The first of these aftershocks came from U.S. Transportation Secretary Ray LaHood. In an interview, LaHood suggested that Toyota owners should consider not driving their cars. In the context of the interview, the comment was offhanded; clearly not a prescription or a remedy being endorsed by the federal government. LaHood later retracted his comment, offering further clarification. But the damage was done and out of the interview, the media focused on the sound bite that made the biggest headline.
Next came the revelation that the antilock braking system on the Prius was under a recall too, adding another log on the fire and threatening one of Toyota’s most valuable and successful models from a brand perspective.
Had Toyota’s voice been out in front of the discussion, these corollary issues would have been muted, but because the media was driving the bus, each problem amplified the original acceleration problem. Even with no direct link between the Prius brakes and the larger throttle problem, the media made the connection declaring a wider, more systemic breakdown at Toyota.
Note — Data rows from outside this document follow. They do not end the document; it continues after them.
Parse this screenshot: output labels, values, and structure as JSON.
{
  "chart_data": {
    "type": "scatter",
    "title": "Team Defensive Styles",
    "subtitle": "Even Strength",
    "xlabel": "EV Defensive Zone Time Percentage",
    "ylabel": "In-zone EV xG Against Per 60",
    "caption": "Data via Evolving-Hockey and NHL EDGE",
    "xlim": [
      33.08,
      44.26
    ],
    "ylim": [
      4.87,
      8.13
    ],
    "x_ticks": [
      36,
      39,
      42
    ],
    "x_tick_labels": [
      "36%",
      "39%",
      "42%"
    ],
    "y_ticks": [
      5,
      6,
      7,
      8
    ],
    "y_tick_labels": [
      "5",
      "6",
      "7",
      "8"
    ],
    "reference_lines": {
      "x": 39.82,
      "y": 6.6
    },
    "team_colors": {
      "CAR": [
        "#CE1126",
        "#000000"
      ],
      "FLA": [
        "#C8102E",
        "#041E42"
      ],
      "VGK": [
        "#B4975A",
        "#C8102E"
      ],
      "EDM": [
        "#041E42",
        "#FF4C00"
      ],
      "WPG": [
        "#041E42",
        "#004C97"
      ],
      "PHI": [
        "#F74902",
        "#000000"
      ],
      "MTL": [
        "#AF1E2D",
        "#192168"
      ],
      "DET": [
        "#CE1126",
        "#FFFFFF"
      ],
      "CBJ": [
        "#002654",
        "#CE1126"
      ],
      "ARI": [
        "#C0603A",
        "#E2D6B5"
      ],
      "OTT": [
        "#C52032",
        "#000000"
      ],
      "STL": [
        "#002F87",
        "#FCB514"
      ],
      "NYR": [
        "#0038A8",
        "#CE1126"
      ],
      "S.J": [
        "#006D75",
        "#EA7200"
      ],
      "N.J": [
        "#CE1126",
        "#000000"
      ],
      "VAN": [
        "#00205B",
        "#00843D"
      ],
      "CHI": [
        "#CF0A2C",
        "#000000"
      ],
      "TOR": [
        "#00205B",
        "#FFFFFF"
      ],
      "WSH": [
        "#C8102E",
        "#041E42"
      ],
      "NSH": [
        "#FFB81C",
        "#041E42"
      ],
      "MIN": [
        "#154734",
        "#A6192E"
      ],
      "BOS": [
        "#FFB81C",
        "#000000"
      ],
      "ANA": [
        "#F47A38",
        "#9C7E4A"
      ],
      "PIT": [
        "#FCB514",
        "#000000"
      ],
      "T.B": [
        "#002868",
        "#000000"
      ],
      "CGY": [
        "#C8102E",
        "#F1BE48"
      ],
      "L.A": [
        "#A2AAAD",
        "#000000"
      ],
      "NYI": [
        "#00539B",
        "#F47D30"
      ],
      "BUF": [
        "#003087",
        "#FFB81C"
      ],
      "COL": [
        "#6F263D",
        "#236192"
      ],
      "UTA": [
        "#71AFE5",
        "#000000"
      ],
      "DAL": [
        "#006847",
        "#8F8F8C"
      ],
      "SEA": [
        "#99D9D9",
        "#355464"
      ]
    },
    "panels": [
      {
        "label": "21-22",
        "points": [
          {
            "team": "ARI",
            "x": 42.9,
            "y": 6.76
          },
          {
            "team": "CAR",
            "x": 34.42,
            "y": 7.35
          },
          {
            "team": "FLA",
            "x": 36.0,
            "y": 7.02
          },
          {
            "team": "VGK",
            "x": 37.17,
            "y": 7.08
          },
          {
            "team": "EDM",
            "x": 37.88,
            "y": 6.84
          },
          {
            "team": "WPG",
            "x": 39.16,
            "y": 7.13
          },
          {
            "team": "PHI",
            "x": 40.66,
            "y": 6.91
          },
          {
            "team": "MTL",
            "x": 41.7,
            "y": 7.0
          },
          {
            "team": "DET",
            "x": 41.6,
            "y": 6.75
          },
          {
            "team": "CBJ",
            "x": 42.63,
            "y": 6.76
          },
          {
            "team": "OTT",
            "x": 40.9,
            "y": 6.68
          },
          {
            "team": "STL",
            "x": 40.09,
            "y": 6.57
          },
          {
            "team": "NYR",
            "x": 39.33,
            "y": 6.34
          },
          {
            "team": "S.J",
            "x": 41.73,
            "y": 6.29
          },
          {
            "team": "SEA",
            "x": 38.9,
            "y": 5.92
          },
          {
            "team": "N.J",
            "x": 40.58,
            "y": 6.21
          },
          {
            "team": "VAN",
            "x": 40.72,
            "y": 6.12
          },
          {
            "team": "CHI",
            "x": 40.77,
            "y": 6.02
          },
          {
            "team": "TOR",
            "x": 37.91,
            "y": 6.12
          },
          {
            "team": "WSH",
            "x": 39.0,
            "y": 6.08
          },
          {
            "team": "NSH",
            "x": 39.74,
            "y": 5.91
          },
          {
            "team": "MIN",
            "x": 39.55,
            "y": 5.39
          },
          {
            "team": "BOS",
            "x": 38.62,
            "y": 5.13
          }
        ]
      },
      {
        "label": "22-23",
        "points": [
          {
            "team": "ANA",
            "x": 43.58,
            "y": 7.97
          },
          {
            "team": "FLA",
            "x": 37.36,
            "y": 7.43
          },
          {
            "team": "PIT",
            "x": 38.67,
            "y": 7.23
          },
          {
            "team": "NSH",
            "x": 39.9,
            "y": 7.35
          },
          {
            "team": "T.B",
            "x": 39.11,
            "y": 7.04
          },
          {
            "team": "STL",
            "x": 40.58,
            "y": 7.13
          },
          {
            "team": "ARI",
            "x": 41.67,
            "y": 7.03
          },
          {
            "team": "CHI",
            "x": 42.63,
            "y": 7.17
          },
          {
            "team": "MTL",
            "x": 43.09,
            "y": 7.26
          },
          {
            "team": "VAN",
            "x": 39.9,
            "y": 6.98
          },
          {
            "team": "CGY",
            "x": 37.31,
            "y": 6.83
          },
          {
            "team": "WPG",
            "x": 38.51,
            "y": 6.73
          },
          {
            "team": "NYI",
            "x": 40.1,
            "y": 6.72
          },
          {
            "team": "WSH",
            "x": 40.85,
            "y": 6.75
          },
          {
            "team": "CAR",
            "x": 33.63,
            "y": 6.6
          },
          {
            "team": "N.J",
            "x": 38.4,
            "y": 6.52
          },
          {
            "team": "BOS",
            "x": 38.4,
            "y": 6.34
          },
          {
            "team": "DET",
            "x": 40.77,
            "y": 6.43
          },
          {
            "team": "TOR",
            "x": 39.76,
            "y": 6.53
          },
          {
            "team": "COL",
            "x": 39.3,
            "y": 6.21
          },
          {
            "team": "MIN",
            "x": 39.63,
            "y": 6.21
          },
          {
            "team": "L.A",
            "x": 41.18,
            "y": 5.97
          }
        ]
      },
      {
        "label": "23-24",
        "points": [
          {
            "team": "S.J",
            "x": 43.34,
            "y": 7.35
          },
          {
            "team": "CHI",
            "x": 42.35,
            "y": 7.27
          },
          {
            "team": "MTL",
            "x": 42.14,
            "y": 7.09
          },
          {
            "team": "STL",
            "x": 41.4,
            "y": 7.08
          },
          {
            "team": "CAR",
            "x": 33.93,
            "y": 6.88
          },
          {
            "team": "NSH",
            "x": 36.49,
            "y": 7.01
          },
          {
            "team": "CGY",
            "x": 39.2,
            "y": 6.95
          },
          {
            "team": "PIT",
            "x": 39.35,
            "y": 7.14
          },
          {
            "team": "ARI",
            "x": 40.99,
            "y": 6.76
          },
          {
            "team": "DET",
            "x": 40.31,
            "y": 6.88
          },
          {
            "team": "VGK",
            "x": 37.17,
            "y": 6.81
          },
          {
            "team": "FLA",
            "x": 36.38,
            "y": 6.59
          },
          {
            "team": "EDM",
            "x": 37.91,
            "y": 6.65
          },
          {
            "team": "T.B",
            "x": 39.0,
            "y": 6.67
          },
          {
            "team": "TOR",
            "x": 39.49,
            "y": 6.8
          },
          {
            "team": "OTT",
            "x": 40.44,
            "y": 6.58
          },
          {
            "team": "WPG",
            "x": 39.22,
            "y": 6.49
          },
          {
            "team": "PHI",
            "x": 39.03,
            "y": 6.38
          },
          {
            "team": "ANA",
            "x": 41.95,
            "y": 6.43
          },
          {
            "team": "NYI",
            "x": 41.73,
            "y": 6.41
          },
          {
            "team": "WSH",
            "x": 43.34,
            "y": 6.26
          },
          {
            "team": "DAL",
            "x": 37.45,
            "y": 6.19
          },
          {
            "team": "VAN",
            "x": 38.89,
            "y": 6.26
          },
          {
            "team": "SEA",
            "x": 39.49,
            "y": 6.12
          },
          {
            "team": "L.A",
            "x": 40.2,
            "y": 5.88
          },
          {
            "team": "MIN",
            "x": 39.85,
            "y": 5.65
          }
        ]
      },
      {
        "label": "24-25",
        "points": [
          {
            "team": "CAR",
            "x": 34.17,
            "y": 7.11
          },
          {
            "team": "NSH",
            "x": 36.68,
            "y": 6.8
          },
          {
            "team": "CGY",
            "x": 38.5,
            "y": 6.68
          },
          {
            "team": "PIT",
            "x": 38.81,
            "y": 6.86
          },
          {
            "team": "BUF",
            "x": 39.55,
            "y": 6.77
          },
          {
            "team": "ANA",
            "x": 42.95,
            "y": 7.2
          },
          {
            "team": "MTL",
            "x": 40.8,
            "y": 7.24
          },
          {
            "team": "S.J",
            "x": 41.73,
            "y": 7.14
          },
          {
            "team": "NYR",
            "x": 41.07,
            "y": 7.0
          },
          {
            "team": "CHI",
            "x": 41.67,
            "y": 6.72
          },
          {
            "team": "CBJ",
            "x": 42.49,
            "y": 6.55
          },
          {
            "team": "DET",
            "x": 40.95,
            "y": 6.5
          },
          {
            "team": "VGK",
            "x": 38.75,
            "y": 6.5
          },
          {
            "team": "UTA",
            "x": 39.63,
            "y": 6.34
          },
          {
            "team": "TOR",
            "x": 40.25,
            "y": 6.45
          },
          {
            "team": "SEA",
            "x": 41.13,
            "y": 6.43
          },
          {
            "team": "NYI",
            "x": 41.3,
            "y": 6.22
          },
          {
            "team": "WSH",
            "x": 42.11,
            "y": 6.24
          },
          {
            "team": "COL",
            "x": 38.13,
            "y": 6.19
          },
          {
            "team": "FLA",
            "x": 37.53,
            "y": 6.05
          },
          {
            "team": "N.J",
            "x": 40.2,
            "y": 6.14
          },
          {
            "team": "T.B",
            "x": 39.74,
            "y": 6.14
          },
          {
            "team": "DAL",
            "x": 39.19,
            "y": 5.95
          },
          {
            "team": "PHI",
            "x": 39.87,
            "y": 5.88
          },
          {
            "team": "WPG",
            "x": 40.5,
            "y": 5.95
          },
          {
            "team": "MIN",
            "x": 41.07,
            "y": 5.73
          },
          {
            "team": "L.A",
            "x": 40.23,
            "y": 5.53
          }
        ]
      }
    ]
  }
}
And that is unlikely. Toyota has led the approach to – and results in – quality for decades. It would be irresponsible to marginalize these quality issues in the light of the fatalities that resulted. But there have been much larger recalls. Ford’s 1996 recall for a faulty ignition switch still ranks at the top of the list, and the Firestone tire debacle also ranks as one of the most publicized recall episodes in automotive history. But in these cases, Ford was out in front of each issue. Bill Ford himself was on the television attempting to reassure customers during the tire recall that the company was taking every measure to resolve the problem quickly and safely.
And GM. Having walked over hot coals last summer through their bankruptcy to emerge not only intact from a brand perspective but actually gaining ground in the public eye is the result of herculean efforts from their communications machine. The value of the results probably can be quantified with some clever math. And I would bet they are in the billions.
Toyota does now have a “mea culpa” marketing program running in an attempt to repair the damage. But the story still is resonating on the front page of newspapers and the lead in news broadcasts. The longer the story stays current, the harder it will be for dealers to get cars off of their lots. As a result, Toyota now is trying to run with big cash incentives to get buyers back. Just ask General Motors how that strategy plays out in the long run.
Is it fair to penalize Toyota for not having experience with recalls? Probably not. But Toyota is the largest car company in the world today (for the moment) and even if the excuse is having gotten it right for the last 50 years, a company of this size and scope has to have all of its disciplines executing at the highest level to stay that way.
It’s time for Toyota to learn once again from a pivotal moment in their brand’s history, and create a culture that allows the company to open up clear and frank dialogue with its customers and from people at the execution level, not executive. It will be an absolute must if they plan to hold on to that number one spot … that is, if they want it anymore.